Nâzım Hikmet’e ait olduğunu düşünülen iki şiiri gündeme getiren Doç. Dr. Bilgin Güngör'le Nâzım Hikmet’in 123. doğum günü vesilesiyle bu önemli keşfi konuştuk.
Burak Efeyurtlu
Çanakkale Onsekiz Mart Üniversitesi Türk Dili ve Edebiyatı Bölümü’nde öğretim üyesi olarak görev yapan Doç. Dr. Bilgin Güngör tarafından Varlık dergisinde yayınlanan "Nâzım'ın İzinde: Bu Ahmed, O Ahmed mi?" başlıklı yazı Nâzım Hikmet’e ait olduğunu düşünülen iki şiiri gündeme getirdi.
Bilgin Güngör’ün 2016 yılında Sinan Şanlıer’in Yazılama Yayınevi’nden çıkan Nâzım’dan Eksik Kalanlar adlı kitabından yola çıkarak ulaştığını belirttiği iki şiir de Varlık dergisinde yayınlanan yazıda tam metinleriyle yer alıyor. ‘Bir Ders’ ve ‘para sultanlığına ölüm!’ başlıklarını taşıyan şiirlerden "para sultanlığına ölüm"ün bir kısmı şöyle:
“…
Ey bezirgân, çorbacı, ey efendi, bey, ağa!..
Artık bugünden sonra hakkın yok yaşamaya!..
Artık sen ebediyen göremezsin güneşi,
Sönecek gözlerinin o lanetli ateşi,
Artık kanlı izini tarihten sileceksin,
Yarın güneş doğmadan ipe çekileceksin!..”
Nâzım Hikmet’in 123. doğum gününün ardından bizler de bu önemli keşifle ilgili Doç. Dr. Bilgin Güngör’le konuştuk.
-Varlık dergisinin Aralık 2024 tarihli sayısında yayınlanan ‘‘Nazım’ın izinden: Bu ‘Ahmed’, o ‘Ahmed’ mi?’’ başlıklı yazınızda araştırmalarınız sonucunda ulaştığınız ve Nâzım Hikmet külliyatında yer almayan, fakat ona ait olma ihtimalinin yüksek olduğunu öne sürdüğünüz iki şiiri ele alıyorsunuz. Bu çalışmaya başlarken çıkış noktanız ne oldu? Nereden başladınız araştırmaya?

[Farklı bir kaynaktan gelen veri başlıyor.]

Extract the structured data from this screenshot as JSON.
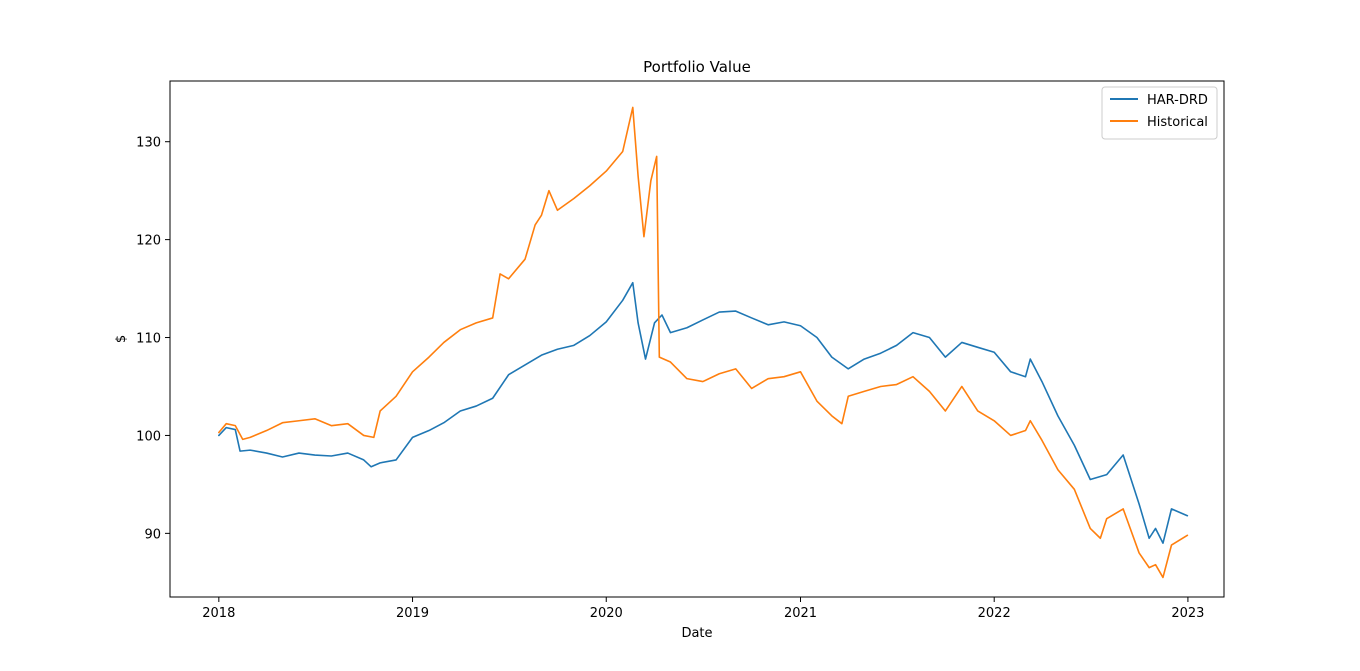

Yaklaşık 1,5-2 sene önce, Türkiye'de toplumcu edebiyatın gelişimi üzerine bir kitap çalışmasına başlamıştım. Kitabı hazırlarken tabii döneme (II. Meşrutiyet'ten erken Cumhuriyet'e kadar uzanan süreç) ilişkin çeşitli kaynaklara, süreli yayınlara başvurmuştum. Bu esnada, değerli Nâzım Hikmet araştırmacısı Sinan Şanlıer'in Nâzım'dan Eksik Kalanlar adlı bir çalışmasına rastladım.
Burada, Nâzım'ın bir mektubuna dayanarak Şanlıer, "Ahmed" mahlasına dikkat çekiyordu. Şanlıer'in ortaya çıkardığı üzere Aydınlık dergisinde bu mahlasla kaleme alınan şiirler Nâzım'a aitti. Şüphesiz ufuk açıcı bir veriydi bu. Şöyle ki Aydınlık'la hemen hemen aynı sıralarda, Ankara'da çıkan ve Türkiye Halk İştirakiyyun Fırkası'nın yayın organı olan Yeni Hayat dergisindeki bazı şiirlerde, "Nâzım Hikmet" imzasının yanı sıra "Ahmed" imzasına da rastlamıştım ve Şanlıer'in sunduğu bakış açısıyla bu şiirlerin de Nâzım bağlamında değerlendirilebilir olduğunu düşünmüştüm.
Sonrası malum, sözünü ettiğiniz ve Varlık'ın Aralık 2024 tarihli sayısında yayımlanan yazı ortaya çıktı.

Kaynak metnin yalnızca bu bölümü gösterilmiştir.